I would think it would have to dry out so it can soak up the stain under 20 percent as a guess.


----------



## John the Painter (Nov 17, 2009)

I would let it dry very well before painting or staining.The dryer the wood the better the stain will penetrate.I would suggest stain over paint as it will fade instead of peel and chip. Good Luck.


----------



## efoyt (Nov 17, 2009)

i'm going to make a wine rack out of some.  stand up strait, some sort of base, don't know what yet.  Then drill wine bottle sized holes thorught the log.  I would rather not have to let the logs sit in my garage for a year before i do it.  I will prob do ash or maple.  I also have some cherry i could use but i think that would be a pain to get the bark off of.  I bet i wouldn't have to let the ash dry for long.  can you stain wood right away?


----------



## gzecc (Nov 17, 2009)

I think the cherry would be the best. Looks the best, dries very fast. If you let it season the bark will fall off.  Cherry however usually has some infestation that comes with it in my experience. I would let any of them dry for at least a year without the bark on (in doors) off the ground.


----------



## gzecc (Nov 17, 2009)

Have you tried looking for some old barn beams. They might be perfect for your application. Maine must have them around!


----------



## efoyt (Nov 17, 2009)

There were some at my dump two weeks ago before i had this idea but i think someone got them.

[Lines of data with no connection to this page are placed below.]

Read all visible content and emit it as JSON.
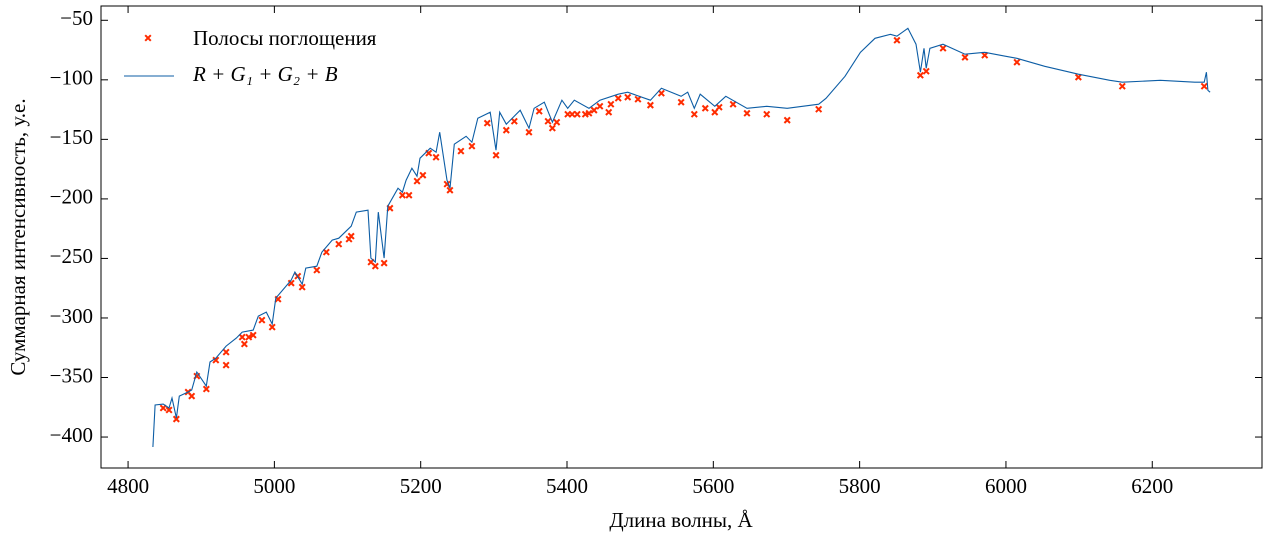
{
  "chart_data": {
    "type": "line",
    "xlabel": "Длина волны,  Å",
    "ylabel": "Суммарная интенсивность, у.е.",
    "xlim": [
      4763,
      6350
    ],
    "ylim": [
      -426,
      -38
    ],
    "xticks": [
      4800,
      5000,
      5200,
      5400,
      5600,
      5800,
      6000,
      6200
    ],
    "yticks": [
      {
        "value": -400,
        "label": "−400"
      },
      {
        "value": -350,
        "label": "−350"
      },
      {
        "value": -300,
        "label": "−300"
      },
      {
        "value": -250,
        "label": "−250"
      },
      {
        "value": -200,
        "label": "−200"
      },
      {
        "value": -150,
        "label": "−150"
      },
      {
        "value": -100,
        "label": "−100"
      },
      {
        "value": -50,
        "label": "−50"
      }
    ],
    "legend": "upper left",
    "series": [
      {
        "name": "Полосы поглощения",
        "type": "scatter",
        "color": "#ff2c00",
        "x": [
          4848,
          4856,
          4866,
          4882,
          4887,
          4894,
          4907,
          4920,
          4934,
          4934,
          4956,
          4959,
          4965,
          4971,
          4983,
          4997,
          5005,
          5023,
          5032,
          5038,
          5058,
          5071,
          5088,
          5102,
          5105,
          5132,
          5138,
          5150,
          5158,
          5175,
          5184,
          5195,
          5203,
          5211,
          5221,
          5236,
          5240,
          5255,
          5270,
          5291,
          5303,
          5317,
          5328,
          5348,
          5362,
          5374,
          5380,
          5386,
          5401,
          5407,
          5414,
          5425,
          5430,
          5437,
          5445,
          5457,
          5460,
          5470,
          5483,
          5497,
          5514,
          5529,
          5556,
          5574,
          5589,
          5602,
          5608,
          5627,
          5646,
          5673,
          5701,
          5744,
          5851,
          5883,
          5891,
          5914,
          5944,
          5971,
          6015,
          6099,
          6159,
          6271
        ],
        "y": [
          -375.6,
          -377.3,
          -384.9,
          -362.2,
          -365.6,
          -348.8,
          -359.7,
          -335.4,
          -328.7,
          -339.6,
          -316.1,
          -321.9,
          -316.1,
          -314.4,
          -301.8,
          -307.7,
          -284.2,
          -270.7,
          -264.9,
          -274.1,
          -259.8,
          -244.7,
          -238.0,
          -233.8,
          -231.3,
          -253.1,
          -256.5,
          -253.9,
          -207.8,
          -196.9,
          -196.9,
          -185.1,
          -180.1,
          -161.6,
          -165.0,
          -187.6,
          -192.7,
          -159.9,
          -155.7,
          -136.4,
          -163.3,
          -142.3,
          -134.8,
          -144.0,
          -126.4,
          -134.8,
          -140.6,
          -135.6,
          -128.9,
          -128.9,
          -128.9,
          -128.9,
          -128.1,
          -125.5,
          -122.2,
          -127.2,
          -120.5,
          -115.5,
          -114.6,
          -116.3,
          -121.3,
          -111.3,
          -118.8,
          -128.9,
          -123.9,
          -127.2,
          -123.0,
          -120.5,
          -128.1,
          -128.9,
          -133.9,
          -124.7,
          -66.8,
          -96.2,
          -92.8,
          -73.5,
          -81.1,
          -79.4,
          -85.2,
          -97.8,
          -105.4,
          -105.4
        ]
      },
      {
        "name": "R + G₁ + G₂ + B",
        "type": "line",
        "color": "#0c5da5",
        "x": [
          4834,
          4837,
          4848,
          4856,
          4860,
          4866,
          4870,
          4882,
          4887,
          4894,
          4907,
          4912,
          4920,
          4934,
          4948,
          4956,
          4971,
          4978,
          4989,
          4997,
          5002,
          5023,
          5028,
          5038,
          5043,
          5058,
          5065,
          5079,
          5088,
          5105,
          5112,
          5128,
          5132,
          5138,
          5142,
          5150,
          5155,
          5169,
          5175,
          5180,
          5188,
          5195,
          5199,
          5213,
          5221,
          5226,
          5236,
          5240,
          5246,
          5262,
          5270,
          5278,
          5295,
          5303,
          5308,
          5317,
          5336,
          5348,
          5355,
          5369,
          5380,
          5393,
          5401,
          5410,
          5430,
          5445,
          5470,
          5483,
          5514,
          5529,
          5556,
          5565,
          5574,
          5582,
          5602,
          5617,
          5646,
          5673,
          5701,
          5744,
          5754,
          5780,
          5801,
          5821,
          5842,
          5851,
          5866,
          5877,
          5883,
          5888,
          5891,
          5896,
          5914,
          5944,
          5971,
          5999,
          6015,
          6053,
          6099,
          6142,
          6159,
          6211,
          6258,
          6271,
          6274,
          6276,
          6279
        ],
        "y": [
          -408.4,
          -373.1,
          -372.3,
          -375.6,
          -367.3,
          -384.0,
          -365.6,
          -362.2,
          -360.5,
          -345.4,
          -357.2,
          -337.0,
          -333.7,
          -323.6,
          -316.9,
          -311.9,
          -310.2,
          -298.4,
          -295.1,
          -305.1,
          -283.3,
          -268.2,
          -261.5,
          -271.6,
          -258.1,
          -256.5,
          -244.7,
          -234.6,
          -233.0,
          -222.9,
          -211.1,
          -209.5,
          -249.7,
          -253.1,
          -211.1,
          -249.7,
          -206.1,
          -191.0,
          -194.4,
          -184.3,
          -174.2,
          -180.9,
          -165.8,
          -157.4,
          -160.8,
          -144.0,
          -184.3,
          -191.0,
          -154.1,
          -147.4,
          -152.4,
          -132.3,
          -127.2,
          -159.1,
          -127.2,
          -137.3,
          -125.5,
          -140.6,
          -123.9,
          -118.8,
          -135.6,
          -117.1,
          -123.9,
          -117.1,
          -123.9,
          -117.1,
          -112.1,
          -110.4,
          -117.1,
          -107.1,
          -113.8,
          -110.4,
          -123.9,
          -112.1,
          -122.2,
          -113.8,
          -123.9,
          -122.2,
          -123.9,
          -120.5,
          -115.5,
          -97.0,
          -76.9,
          -65.1,
          -61.8,
          -63.4,
          -56.7,
          -70.1,
          -93.6,
          -73.5,
          -90.3,
          -73.5,
          -70.1,
          -78.5,
          -76.9,
          -80.2,
          -81.9,
          -88.6,
          -95.3,
          -100.4,
          -102.0,
          -100.4,
          -102.0,
          -102.0,
          -93.6,
          -108.8,
          -110.4
        ]
      }
    ]
  }
}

I think that is the only time i have seen timber framed barn beam's laying around. i'm going to go back and check this weekend but I'm almost sure that they were not there the last weekend. 

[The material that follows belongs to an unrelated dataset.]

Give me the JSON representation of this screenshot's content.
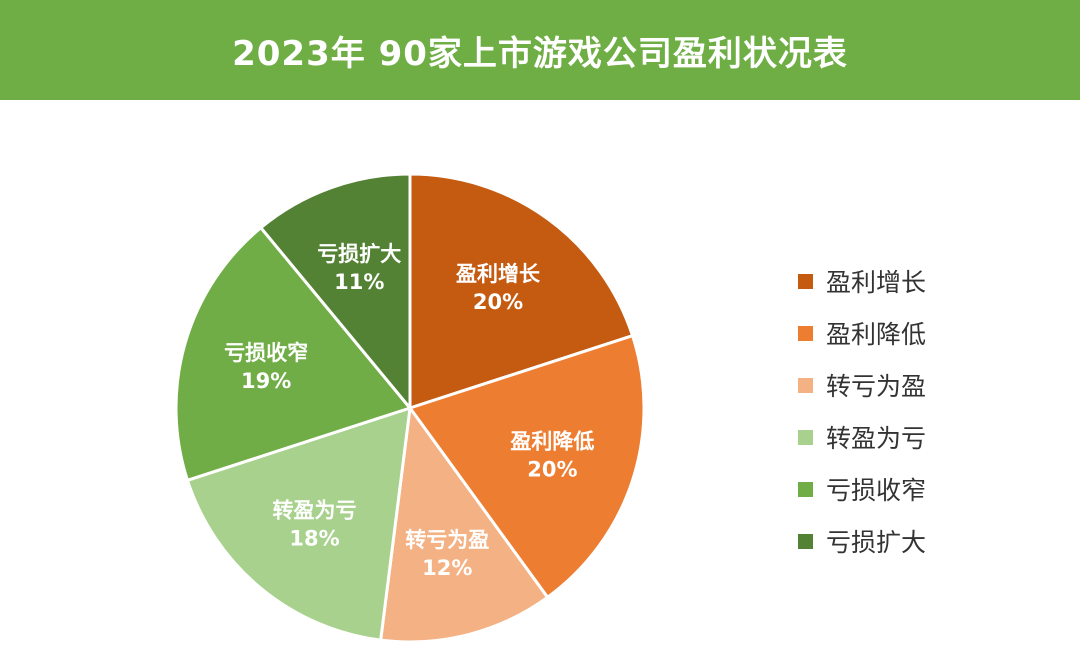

but i could prob go another 20 years without seeing those laying around. can't believe i didnt' grab them


----------



## ROBERT F (Nov 18, 2009)

Cutting your "holes" or rack design in the log should help it dry much faster!  Any type of paint will blister/peel as the moisture in the log weeps out.  stain needs to be absorbed, hard to get stain to soak in when water is still trying to get out.


----------



## devinsdad (Nov 18, 2009)

They recommend that a new deck 'weather'  for that same reason before finishing. all that wet wood needs to dry out before staining or painting.If painting 'green wood' it might trap alot of moisture inside and not cure properly?


----------



## efoyt (Nov 19, 2009)

How about not painting or staining - if i take the bark off and bring them inside is their a downside to not staining?  bugs ect ect?


----------



## gzecc (Nov 19, 2009)

Other than drift wood, I don't think the log will be very attractive un-treated.


----------



## efoyt (Nov 19, 2009)

ceder?


----------



## gzecc (Nov 20, 2009)

You mean Cedar? How about yew?


----------



## efoyt (Nov 20, 2009)

Yes, Cedar.  Yew? Does that grow around here, i'm looking for free.


----------



## gzecc (Nov 20, 2009)

Free isn't always easy.  In time you'll find something.  If you want oak beams from 200yrs ago, I have some.  They are hand hewned. They are $200 each.


----------



## efoyt (Nov 20, 2009)

all set with that, worst case i will cut some cherry ash or maple that is on my or my famailys land and let it age for a year.  hopeing the old timber framed ( beams) are still at the dump.


----------



## bbeals (Nov 20, 2009)

If your building a rack for the aging or storing of wine, one year seems like a small amount of time for your rack to season.  Our wind typically comes out of the case and then in the glass, storage is not necessary around here.   :cheese:


----------